Büyük Otlukçu Yokuşu Sarnıcı

 

Süleymaniye civarındaki şimdi yeri bir arsa olan Şeyhülislâm Resmî Efendi Camii’nin avlusu altında Bizans kaynaklarında ismine rastlanmayan ve Büyük Otlukçu Yokuşu olarak adlandıracağımız bir sarnıçtır.

 

Görüntü

Sarnıcın şimdiki hali

Görüntü

 

Bazı kısımları zemin seviyesinde olan sarnıcı inşaî durumuna dayanarak Commenuslar devrine (1057 – 1185) tarihlendirmek icap eder. Kuzey cihetinde açılan bir menfezden içerisine girilen sarnıç 21×21 m. ölçülerinde kareye yakın bir plan şekli göstermektedir. Giriş’e nazaran sağ taraftaki duvarın üzerinde 2.50 m. genişlik ve 1.20 m. derinliği olan beş ayrı niçin bulunduğu dikkati çekmektedir.

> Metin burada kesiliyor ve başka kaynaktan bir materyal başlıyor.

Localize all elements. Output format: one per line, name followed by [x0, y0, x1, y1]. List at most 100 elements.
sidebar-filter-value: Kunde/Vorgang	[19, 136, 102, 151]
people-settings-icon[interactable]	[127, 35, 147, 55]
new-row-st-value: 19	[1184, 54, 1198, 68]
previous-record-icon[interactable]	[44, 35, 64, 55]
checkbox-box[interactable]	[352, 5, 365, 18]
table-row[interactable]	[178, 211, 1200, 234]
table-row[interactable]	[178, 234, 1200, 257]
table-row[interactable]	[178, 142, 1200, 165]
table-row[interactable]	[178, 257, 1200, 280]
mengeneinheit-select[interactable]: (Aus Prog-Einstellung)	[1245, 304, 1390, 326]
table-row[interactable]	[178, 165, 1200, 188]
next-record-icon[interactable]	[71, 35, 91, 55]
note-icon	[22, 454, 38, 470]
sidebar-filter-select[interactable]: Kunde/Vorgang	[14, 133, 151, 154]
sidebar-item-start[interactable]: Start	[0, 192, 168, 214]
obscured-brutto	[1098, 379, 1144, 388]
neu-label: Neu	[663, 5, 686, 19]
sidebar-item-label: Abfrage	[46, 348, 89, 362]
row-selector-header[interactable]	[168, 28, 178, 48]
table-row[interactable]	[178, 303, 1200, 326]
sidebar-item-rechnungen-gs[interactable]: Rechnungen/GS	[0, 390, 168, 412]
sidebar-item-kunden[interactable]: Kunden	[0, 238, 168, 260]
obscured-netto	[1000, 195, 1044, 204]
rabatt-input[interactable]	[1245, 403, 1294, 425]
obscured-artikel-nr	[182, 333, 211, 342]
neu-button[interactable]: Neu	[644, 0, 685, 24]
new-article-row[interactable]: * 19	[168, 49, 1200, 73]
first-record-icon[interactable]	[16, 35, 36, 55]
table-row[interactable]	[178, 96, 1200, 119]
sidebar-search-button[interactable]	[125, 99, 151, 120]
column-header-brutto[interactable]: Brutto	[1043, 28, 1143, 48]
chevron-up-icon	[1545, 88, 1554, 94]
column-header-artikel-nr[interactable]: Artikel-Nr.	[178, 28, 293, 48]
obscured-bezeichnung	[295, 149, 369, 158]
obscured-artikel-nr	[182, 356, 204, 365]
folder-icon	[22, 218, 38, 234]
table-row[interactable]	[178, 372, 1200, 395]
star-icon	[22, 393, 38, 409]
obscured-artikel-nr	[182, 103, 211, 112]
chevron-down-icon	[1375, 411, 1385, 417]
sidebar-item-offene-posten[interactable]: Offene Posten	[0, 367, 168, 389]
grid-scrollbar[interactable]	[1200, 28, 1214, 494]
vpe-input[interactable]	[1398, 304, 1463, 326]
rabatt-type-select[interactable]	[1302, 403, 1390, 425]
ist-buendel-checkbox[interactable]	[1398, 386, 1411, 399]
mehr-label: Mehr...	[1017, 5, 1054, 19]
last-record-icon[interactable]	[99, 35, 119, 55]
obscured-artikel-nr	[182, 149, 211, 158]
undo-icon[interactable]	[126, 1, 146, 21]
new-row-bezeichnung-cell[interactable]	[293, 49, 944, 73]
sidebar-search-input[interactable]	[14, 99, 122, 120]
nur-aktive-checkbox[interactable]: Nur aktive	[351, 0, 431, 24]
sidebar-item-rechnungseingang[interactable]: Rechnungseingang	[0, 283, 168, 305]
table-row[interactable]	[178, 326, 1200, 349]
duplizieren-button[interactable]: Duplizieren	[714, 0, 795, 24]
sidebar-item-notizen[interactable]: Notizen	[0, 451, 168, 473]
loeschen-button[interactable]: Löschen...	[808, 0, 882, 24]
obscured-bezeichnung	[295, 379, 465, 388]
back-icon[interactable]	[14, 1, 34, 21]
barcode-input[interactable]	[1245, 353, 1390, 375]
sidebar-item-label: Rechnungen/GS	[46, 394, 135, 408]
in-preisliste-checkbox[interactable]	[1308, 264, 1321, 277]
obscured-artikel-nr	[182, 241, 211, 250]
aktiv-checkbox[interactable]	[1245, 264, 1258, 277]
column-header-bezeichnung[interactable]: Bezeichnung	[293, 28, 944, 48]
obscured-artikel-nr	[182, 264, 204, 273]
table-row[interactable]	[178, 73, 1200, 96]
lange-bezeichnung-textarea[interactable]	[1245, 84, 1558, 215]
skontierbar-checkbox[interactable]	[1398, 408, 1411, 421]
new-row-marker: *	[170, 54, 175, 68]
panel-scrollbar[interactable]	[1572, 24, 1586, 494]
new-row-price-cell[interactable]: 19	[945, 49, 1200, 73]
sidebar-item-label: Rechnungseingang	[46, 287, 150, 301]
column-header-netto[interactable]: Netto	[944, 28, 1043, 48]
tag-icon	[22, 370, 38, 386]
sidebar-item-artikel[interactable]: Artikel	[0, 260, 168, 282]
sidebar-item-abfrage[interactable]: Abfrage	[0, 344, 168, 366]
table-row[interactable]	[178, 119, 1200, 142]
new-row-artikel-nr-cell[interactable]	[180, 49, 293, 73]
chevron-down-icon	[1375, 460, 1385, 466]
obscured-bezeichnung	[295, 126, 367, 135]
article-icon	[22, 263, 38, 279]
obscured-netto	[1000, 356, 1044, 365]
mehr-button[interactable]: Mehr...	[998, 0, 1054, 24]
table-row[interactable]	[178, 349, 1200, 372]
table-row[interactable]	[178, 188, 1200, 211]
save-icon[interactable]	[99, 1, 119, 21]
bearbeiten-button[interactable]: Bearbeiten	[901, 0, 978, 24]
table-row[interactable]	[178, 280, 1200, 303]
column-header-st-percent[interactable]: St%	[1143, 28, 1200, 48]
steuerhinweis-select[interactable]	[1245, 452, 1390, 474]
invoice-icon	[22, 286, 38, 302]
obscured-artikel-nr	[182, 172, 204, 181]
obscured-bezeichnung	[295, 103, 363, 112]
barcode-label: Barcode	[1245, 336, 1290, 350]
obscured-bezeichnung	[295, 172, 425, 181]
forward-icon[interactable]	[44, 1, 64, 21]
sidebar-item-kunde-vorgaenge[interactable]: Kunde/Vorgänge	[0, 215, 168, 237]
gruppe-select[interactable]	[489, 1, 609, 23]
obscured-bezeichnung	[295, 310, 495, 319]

Ana mekânda yer alan 24 granit sütunun büyük bir kısmı birbirinin eşi olmasına rağmen aralarında istinaî bazı örneklerin de bulunduğu gözden kaçmamaktadır. Keza bunlardan biri, çan şeklindeki postamente sahiptir. Korint tarzı başlıklardan bazısı daha ince ve o nisbette daha teferruatlı işlenmiş, bir başka örneğin ise bunun tam aksine oldukça kaba işçiliği vardır. Bundan başka sütunlardan birkaç tanesi üzerinde rastlanan harflerin, burada çalışmış işçilere ait olmaları da kuvvetle muhtemeldir. Sarnıcın üst örtüsünü, sütunlar üzerine oturan kemerlerin taşıdığı küçük kubbeler teşkil etmektedir. İhata duvarları üzerindeki sıvaların bir kısmı da bu kubbeleri kaplamaktadır. Büyük Otlukçu Yokuşu Sarnıcı bugün perişan bir durumdadır ve tamamen çöp yığınları ile kaplıdır. (1)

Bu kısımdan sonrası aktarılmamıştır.